Los mercados, en cambio, florecen en contextos diferentes, donde lo que impera es la libertad, la justicia, la seguridad personal, la protección de los derechos y la garantía de los cumplimientos de los contratos. Por eso la economía de mercado y la civilización y el progreso van de la mano: sus condiciones de existencia y desarrollo son las mismas reglas. […]
El mercado, así, es difícil de definir, pero desde luego no es un sitio ni una tienda. Es un marco institucional caracterizado, digámoslo una vez más, por reglas.”
En ese mercado, la oferta y la demanda determinan los precios. No existen grandes productores capaces de formar precios por sí solos, sin la presencia de la competencia efectiva y potencial. Cada vez que el empresario con poder de lobby se asocia al estado para obtener beneficios o mercados cautivos, lo que ocurre es que se abandona precisamente la esfera del mercado para ingresar en la esfera de la intervención estatal.
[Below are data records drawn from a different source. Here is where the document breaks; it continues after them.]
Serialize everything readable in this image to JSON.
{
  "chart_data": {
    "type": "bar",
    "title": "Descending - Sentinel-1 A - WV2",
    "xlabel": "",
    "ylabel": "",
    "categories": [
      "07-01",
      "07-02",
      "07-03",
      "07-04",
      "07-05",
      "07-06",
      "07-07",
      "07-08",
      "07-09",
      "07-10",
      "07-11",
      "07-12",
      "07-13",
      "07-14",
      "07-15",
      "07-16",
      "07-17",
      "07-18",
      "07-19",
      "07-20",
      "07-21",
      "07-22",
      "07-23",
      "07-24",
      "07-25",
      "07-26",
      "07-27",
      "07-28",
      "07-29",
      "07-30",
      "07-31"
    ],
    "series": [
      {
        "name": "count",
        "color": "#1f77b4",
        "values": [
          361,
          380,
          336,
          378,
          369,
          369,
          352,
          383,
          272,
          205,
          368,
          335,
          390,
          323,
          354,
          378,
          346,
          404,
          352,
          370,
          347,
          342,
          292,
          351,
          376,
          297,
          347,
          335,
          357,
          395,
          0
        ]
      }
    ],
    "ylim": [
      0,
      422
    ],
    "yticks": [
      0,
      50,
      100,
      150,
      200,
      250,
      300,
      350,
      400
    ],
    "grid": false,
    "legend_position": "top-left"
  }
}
Debemos insistir en la importancia de la “certidumbre”. Hoy el campo se pregunta cuándo podrá liquidar sus cosechas con un tipo de cambio oficial ajustado o corregido, mientras toda la industria se pregunta si deberá seguir conviviendo con las restricciones impuestas por Guillermo Moreno y sus sucesores. Las palabras del secretario de Hacienda y Finanzas resultan desafortunadas pues ni siquiera consideró a los “precios cuidados” un elemento de transición, las que además son contradictorias con las promesas de campaña del Presidente electo acerca de liberar las fuerzas de mercado y la creatividad empresarial.